The highlight of my degree thus far has been the opportunity to teach a class on palaeontological illustration at the Oxford Museum of Natural History, on behalf of the Oxford Geology Group.
What’s been the most unexpected aspect of life in Oxford/the course?
I was surprised that I cultivated an interest in the life sciences, especially palaeontology and biological evolution, because my interests before hand had been focused on the physical sciences. Even a cursory study of the fossil record will leave you with an impression of the exotic and alien character of the history of life on Earth.
What advice would you give to someone thinking of applying to study here?
I think that it is important to keep up with developments in science and to exercise scepticism about bold claims or received wisdoms, rather than learn and repeat them by rote, because interviewers will be looking for candidates who demonstrate an aptitude for independent thought and reason. Such qualities will stand you in good stead in a scientific degree, no matter where you study and will be invaluable if you progress on to postgraduate study and scientific research.

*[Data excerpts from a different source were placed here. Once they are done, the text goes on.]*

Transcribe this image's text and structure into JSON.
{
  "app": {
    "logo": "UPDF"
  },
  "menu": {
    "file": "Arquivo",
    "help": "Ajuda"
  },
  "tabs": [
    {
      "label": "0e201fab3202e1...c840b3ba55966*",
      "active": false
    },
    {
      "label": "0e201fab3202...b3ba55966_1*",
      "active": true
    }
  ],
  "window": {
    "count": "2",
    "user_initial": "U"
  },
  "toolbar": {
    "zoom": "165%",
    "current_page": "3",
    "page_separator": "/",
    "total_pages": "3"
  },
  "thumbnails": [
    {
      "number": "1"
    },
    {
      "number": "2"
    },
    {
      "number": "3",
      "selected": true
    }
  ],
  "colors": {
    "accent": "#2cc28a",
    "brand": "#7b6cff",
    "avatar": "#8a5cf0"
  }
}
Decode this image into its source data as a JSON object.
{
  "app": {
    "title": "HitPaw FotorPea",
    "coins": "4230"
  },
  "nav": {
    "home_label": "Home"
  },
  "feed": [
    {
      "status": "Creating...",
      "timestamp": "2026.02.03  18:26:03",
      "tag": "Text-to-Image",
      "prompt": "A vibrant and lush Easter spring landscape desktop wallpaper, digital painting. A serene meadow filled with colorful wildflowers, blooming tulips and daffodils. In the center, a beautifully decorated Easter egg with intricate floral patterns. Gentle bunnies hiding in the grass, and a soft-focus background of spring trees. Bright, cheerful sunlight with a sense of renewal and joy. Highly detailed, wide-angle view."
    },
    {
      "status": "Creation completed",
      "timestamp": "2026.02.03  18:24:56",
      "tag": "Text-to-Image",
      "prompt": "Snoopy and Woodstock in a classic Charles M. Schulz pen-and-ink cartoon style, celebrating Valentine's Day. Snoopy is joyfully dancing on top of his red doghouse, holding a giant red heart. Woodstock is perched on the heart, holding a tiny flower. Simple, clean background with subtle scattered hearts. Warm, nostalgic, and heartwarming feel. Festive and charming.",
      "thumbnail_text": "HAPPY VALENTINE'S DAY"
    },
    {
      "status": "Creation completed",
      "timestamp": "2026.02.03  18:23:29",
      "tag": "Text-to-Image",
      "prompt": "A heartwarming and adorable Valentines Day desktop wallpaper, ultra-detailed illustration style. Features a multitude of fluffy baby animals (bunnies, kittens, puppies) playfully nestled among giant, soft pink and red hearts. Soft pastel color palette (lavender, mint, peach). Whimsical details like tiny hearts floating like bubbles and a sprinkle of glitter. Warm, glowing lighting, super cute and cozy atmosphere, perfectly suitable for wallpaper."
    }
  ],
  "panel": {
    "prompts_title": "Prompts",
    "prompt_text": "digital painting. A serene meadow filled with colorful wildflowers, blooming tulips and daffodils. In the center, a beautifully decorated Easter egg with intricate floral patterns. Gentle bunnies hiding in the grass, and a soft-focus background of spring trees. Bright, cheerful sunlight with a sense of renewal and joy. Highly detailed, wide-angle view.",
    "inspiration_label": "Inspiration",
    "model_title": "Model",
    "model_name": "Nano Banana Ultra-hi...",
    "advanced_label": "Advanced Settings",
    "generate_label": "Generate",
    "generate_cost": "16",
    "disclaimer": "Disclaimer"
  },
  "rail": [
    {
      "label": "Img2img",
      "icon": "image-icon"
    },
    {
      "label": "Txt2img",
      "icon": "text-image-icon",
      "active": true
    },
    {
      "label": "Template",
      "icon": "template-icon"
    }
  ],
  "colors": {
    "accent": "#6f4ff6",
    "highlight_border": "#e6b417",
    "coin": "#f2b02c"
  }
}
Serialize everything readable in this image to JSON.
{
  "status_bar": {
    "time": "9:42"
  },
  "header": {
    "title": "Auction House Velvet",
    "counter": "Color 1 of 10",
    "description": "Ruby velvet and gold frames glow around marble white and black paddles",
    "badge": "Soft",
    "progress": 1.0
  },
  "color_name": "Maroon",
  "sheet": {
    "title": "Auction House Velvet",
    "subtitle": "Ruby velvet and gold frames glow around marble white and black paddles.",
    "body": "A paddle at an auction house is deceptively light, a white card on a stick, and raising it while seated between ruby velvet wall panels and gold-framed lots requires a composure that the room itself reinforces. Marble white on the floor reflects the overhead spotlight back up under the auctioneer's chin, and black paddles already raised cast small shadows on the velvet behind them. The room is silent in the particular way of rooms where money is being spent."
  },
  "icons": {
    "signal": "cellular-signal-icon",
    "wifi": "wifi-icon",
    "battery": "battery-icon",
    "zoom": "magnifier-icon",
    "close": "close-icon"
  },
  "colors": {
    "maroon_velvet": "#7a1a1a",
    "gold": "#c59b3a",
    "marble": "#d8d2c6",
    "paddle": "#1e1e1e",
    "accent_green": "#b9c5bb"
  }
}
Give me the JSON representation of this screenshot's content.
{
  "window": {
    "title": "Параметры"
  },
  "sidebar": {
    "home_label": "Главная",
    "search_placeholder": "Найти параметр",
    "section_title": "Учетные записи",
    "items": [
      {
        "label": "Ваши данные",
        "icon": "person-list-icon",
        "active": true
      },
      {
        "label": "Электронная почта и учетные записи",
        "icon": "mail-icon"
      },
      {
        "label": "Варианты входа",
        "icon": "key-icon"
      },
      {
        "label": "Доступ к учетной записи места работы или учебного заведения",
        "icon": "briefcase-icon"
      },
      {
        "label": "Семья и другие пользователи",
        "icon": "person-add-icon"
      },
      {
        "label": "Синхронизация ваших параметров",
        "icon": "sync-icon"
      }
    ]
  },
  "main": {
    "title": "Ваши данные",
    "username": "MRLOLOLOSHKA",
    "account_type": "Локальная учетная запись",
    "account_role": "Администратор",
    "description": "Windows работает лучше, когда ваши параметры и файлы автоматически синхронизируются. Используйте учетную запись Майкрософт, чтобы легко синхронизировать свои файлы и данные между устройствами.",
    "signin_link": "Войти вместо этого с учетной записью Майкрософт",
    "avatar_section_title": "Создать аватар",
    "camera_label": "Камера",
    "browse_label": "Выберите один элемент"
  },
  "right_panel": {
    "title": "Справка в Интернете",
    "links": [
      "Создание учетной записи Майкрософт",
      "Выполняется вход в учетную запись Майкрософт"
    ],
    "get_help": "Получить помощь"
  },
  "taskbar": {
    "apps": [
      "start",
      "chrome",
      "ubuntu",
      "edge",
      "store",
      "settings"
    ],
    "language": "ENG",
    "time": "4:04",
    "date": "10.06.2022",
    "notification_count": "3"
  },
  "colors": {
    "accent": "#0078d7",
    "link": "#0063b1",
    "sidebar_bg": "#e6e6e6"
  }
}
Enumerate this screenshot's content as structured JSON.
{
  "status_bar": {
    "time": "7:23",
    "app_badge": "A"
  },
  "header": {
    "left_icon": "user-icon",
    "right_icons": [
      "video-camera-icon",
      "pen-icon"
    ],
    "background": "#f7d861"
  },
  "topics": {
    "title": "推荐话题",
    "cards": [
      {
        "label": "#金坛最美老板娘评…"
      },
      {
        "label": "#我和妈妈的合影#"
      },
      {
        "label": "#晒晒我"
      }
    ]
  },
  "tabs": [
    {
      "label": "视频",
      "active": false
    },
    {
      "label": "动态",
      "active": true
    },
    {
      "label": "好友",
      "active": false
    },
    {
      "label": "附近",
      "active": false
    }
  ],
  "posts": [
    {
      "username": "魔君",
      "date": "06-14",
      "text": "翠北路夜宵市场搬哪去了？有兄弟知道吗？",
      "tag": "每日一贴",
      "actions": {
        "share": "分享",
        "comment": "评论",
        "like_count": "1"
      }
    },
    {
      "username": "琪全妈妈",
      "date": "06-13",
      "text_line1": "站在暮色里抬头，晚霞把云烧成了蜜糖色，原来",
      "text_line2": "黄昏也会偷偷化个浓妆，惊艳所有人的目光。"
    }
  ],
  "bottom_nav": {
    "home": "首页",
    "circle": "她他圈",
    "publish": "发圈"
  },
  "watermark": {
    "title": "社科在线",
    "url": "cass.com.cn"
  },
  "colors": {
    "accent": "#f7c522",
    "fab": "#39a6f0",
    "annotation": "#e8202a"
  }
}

What do you know now, that you wish you’d known earlier?
I wish that I had read more landmark scientific literature before commencing my studies, because technical scientific language can be tricky to understand at first, so it is advisable to get a head start.
What are your plans for the future?
My ambition is to produce published work in my fourth year project and to progress on to postgraduate study in view of becoming a researcher. I also hope to develop a sufficient grounding in palaeontology so that I can produce compelling reconstructed images of fossils as Gregory S Paul, Todd Marshall and John Gurche do.
2017 Update: Andrew is now studying for a DPhil with Dr Heather Bouman.